Page 1 of 1

XML not well formed

Posted: 2010-10-16 08:43:37
by elman
Hi,

I'm currently working on Android version of Pocket AMC Reader. However I ran into problems when importing XML catalog. Can't use DOM parser as I did with Windows Mobile version since it gives me out of memory exceptions with 18Mb catalog (max heap is set to 25 Mb on Android 2.2). Then I tried SAX parser, however this one is giving me 'document not well-formed' exception. Looking into XML, I found out that characters like ’,“,” are causing problems.

Is there any way to fix it?
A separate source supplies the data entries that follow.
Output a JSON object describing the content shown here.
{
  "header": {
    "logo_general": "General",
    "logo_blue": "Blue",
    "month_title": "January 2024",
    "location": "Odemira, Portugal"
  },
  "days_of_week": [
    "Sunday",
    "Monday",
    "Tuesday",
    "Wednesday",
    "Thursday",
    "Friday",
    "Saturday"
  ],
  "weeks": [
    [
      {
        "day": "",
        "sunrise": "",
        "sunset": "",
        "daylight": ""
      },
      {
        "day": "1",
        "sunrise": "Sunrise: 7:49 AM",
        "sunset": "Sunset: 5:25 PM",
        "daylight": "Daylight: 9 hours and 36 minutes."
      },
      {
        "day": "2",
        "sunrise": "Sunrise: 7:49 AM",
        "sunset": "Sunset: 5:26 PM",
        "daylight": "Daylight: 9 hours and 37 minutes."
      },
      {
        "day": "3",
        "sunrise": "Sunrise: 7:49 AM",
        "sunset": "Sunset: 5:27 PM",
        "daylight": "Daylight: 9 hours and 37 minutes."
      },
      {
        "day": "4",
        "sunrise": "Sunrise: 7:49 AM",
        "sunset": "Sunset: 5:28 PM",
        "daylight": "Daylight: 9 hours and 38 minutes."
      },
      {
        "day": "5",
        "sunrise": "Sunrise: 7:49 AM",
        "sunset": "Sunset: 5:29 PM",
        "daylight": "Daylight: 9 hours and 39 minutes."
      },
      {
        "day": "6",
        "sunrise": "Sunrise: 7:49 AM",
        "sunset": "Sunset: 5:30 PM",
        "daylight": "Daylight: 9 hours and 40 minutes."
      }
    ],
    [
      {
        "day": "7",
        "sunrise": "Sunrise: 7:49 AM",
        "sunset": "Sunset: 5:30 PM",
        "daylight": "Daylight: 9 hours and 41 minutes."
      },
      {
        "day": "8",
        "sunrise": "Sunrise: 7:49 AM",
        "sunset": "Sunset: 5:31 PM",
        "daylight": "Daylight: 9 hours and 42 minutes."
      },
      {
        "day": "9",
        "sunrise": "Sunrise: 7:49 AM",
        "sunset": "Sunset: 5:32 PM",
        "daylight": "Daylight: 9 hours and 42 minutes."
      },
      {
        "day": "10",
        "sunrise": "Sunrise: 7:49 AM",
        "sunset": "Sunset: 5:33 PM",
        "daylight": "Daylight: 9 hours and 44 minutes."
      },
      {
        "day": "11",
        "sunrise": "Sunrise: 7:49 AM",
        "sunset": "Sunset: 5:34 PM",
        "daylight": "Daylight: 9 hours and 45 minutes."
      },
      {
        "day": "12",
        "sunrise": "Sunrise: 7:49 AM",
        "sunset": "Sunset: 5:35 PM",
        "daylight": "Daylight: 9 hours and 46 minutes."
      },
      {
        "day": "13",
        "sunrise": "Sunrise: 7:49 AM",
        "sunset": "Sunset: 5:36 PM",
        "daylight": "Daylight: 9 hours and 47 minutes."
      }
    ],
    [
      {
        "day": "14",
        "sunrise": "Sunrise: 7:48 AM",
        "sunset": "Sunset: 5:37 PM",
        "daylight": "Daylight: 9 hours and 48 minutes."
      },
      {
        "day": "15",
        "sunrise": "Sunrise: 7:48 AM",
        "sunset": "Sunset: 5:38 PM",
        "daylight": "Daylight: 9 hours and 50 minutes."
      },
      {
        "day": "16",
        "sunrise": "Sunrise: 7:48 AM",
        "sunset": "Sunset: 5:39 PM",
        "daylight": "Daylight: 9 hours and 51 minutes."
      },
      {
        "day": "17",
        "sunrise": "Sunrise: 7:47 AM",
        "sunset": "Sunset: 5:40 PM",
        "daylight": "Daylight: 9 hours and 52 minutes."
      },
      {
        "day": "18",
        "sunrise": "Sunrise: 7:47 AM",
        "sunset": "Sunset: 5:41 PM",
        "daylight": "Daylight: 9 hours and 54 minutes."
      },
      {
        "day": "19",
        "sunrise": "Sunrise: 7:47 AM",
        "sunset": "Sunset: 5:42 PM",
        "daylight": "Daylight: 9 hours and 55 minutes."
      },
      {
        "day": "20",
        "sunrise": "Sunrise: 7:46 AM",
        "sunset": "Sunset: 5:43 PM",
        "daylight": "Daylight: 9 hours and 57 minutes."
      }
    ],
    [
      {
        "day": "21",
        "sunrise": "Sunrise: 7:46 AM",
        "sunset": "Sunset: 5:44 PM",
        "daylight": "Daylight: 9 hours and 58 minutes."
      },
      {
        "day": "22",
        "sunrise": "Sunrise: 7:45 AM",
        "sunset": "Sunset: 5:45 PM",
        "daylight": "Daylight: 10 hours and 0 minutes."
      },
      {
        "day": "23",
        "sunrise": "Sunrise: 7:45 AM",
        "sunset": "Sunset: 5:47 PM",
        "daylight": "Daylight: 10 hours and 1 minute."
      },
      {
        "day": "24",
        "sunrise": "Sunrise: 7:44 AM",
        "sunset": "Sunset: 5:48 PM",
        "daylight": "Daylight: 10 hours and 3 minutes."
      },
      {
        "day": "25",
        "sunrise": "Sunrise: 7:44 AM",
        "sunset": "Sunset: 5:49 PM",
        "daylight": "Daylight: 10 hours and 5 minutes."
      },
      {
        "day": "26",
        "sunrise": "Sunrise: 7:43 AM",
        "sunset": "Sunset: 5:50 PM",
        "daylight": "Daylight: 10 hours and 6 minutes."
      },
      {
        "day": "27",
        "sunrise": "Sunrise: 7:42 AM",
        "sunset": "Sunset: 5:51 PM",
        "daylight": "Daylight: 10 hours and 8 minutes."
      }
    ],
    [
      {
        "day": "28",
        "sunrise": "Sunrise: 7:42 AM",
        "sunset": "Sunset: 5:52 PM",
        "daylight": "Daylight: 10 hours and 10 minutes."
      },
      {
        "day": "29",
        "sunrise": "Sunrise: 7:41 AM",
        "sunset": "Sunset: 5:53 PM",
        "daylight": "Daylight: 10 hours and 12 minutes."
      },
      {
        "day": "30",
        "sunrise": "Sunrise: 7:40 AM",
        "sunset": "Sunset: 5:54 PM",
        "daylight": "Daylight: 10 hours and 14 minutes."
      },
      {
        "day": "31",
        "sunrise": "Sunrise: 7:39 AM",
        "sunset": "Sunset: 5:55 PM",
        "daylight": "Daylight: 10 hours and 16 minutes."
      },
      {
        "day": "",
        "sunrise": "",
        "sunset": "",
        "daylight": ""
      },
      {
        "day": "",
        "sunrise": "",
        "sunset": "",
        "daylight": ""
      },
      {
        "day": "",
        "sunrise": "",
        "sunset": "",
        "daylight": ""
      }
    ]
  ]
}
Can AMC produce well formed XML? Would using Windows-1252 encoding be any help?

Elman

Posted: 2010-10-17 10:24:26
by antp
Hi,
Catalogs are stored in Windows' current encoding, so specifying Windows-1252 if you use west-european character in Windows set might help (as these characters exist in that charset but not in iso-8891 for example).
Else you can make a small script to replace such "invalid" characters in the catalog (but it is annoying to have to run it each time you want to export).

Posted: 2010-10-21 09:16:31
by elman
Thanks for help. Seems to work now. What I did was I opened catalog with user selectable Window encoding (in my case 1250) and then converted it to UTF-8 for database import. This way any user will able to import his characters correctly.